What is aeration? In wine terms, aeration is mixing and circulating the liquid with air. This is the reason you see people swirling their wine glasses between sips. It’s not just a nervous tic or a not-so-subtle clue they’re getting tired of the conversation.
When Should You Decant a Bottle of Wine?
Well, how soon do you want to drink it?
Apart from “as soon as possible,” when do you want your wine to be ready to drink at its peak flavor? It’s worth thinking ahead.
Just like you wouldn’t expect a rose with closed petals to offer the same potent aroma as a fully bloomed one, a wine that’s been sealed in an airtight bottle won’t offer the best aroma, either. But give it some air, for a few minutes to a couple hours, and the wine has a chance to breathe — which is to say it opens up, revealing more of its characteristics.
In general, the bolder and more complex the wine, the more potential you can unlock by decanting it.
How Do You Decant Wine?
Simple: pour your favorite bottle into a decanter, careful not to pour the sediments. Decanters, by the way, are beautiful and interesting additions to your kitchen or bar — and range from quite affordable to exquisite, depending on your taste.
Now, swirl around the wine and let more surface area be exposed to the most air possible. Set it aside for 20 minutes to two hours and you’ll find the aromas and flavors have expanded far beyond the tight, compact, singular impression from before decanting.
Do You Decant Both Red Wine and White Wine?
Sure, you can decant red wine, white wine, or even rose or champagne.

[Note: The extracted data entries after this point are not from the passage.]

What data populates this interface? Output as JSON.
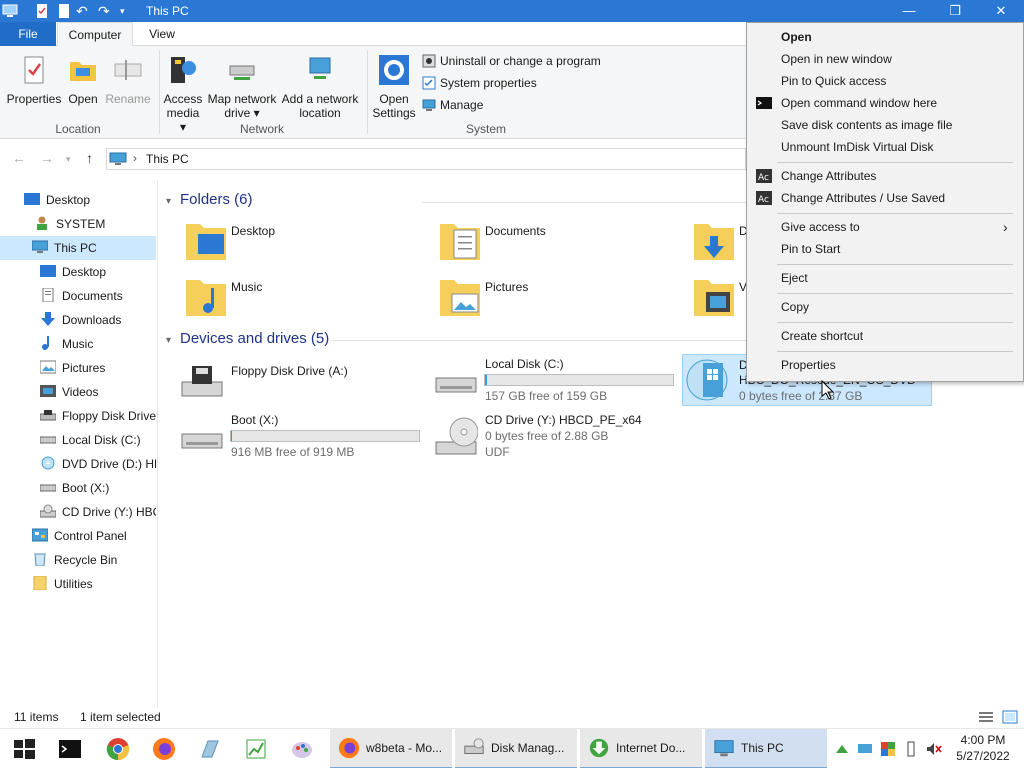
{
  "window": {
    "title": "This PC"
  },
  "tabs": [
    {
      "label": "File"
    },
    {
      "label": "Computer"
    },
    {
      "label": "View"
    }
  ],
  "ribbon": {
    "location": {
      "label": "Location",
      "properties": "Properties",
      "open": "Open",
      "rename": "Rename"
    },
    "network": {
      "label": "Network",
      "access_media_1": "Access",
      "access_media_2": "media ▾",
      "map_drive_1": "Map network",
      "map_drive_2": "drive ▾",
      "add_location_1": "Add a network",
      "add_location_2": "location"
    },
    "system": {
      "label": "System",
      "open_settings_1": "Open",
      "open_settings_2": "Settings",
      "uninstall": "Uninstall or change a program",
      "sys_props": "System properties",
      "manage": "Manage"
    }
  },
  "address": {
    "path": "This PC"
  },
  "nav": {
    "items": [
      {
        "label": "Desktop"
      },
      {
        "label": "SYSTEM"
      },
      {
        "label": "This PC"
      },
      {
        "label": "Desktop"
      },
      {
        "label": "Documents"
      },
      {
        "label": "Downloads"
      },
      {
        "label": "Music"
      },
      {
        "label": "Pictures"
      },
      {
        "label": "Videos"
      },
      {
        "label": "Floppy Disk Drive"
      },
      {
        "label": "Local Disk (C:)"
      },
      {
        "label": "DVD Drive (D:) HB"
      },
      {
        "label": "Boot (X:)"
      },
      {
        "label": "CD Drive (Y:) HBC"
      },
      {
        "label": "Control Panel"
      },
      {
        "label": "Recycle Bin"
      },
      {
        "label": "Utilities"
      }
    ]
  },
  "content": {
    "folders_header": "Folders (6)",
    "folders": [
      {
        "label": "Desktop"
      },
      {
        "label": "Documents"
      },
      {
        "label": "D"
      },
      {
        "label": "Music"
      },
      {
        "label": "Pictures"
      },
      {
        "label": "V"
      }
    ],
    "drives_header": "Devices and drives (5)",
    "drives": {
      "floppy": {
        "label": "Floppy Disk Drive (A:)"
      },
      "c": {
        "label": "Local Disk (C:)",
        "free": "157 GB free of 159 GB",
        "used_fraction": 0.013
      },
      "dvd": {
        "line1": "D",
        "line2": "HBC_DO_Rescue_EN_OS_DVD",
        "free": "0 bytes free of 2.87 GB"
      },
      "boot": {
        "label": "Boot (X:)",
        "free": "916 MB free of 919 MB",
        "used_fraction": 0.003
      },
      "cd": {
        "label": "CD Drive (Y:) HBCD_PE_x64",
        "free": "0 bytes free of 2.88 GB",
        "fs": "UDF"
      }
    }
  },
  "status": {
    "items": "11 items",
    "selected": "1 item selected"
  },
  "context_menu": {
    "items": [
      "Open",
      "Open in new window",
      "Pin to Quick access",
      "Open command window here",
      "Save disk contents as image file",
      "Unmount ImDisk Virtual Disk",
      "Change Attributes",
      "Change Attributes / Use Saved",
      "Give access to",
      "Pin to Start",
      "Eject",
      "Copy",
      "Create shortcut",
      "Properties"
    ]
  },
  "taskbar": {
    "buttons": [
      {
        "label": "w8beta - Mo..."
      },
      {
        "label": "Disk Manag..."
      },
      {
        "label": "Internet Do..."
      },
      {
        "label": "This PC"
      }
    ],
    "time": "4:00 PM",
    "date": "5/27/2022"
  },
  "colors": {
    "accent": "#2b78d4",
    "selection": "#cce8ff",
    "bar_fill": "#26a0da"
  }
}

The question is whether it helps the particular bottle of wine open up.
Wines that will benefit most from decanting are big reds: think Italians like Super Tuscan, Montepulciano, Chianti, or Cabernet Sauvignon, Cab blends, Syrah, Petite Sirah, and Malbec.
Wines that don’t really need decanting would be most whites, or reds with more
Now that you know the basics of decanting wine, your biggest problem is deciding whether to drink a bottle of white wine while you let a bold red decant for maximum enjoyment.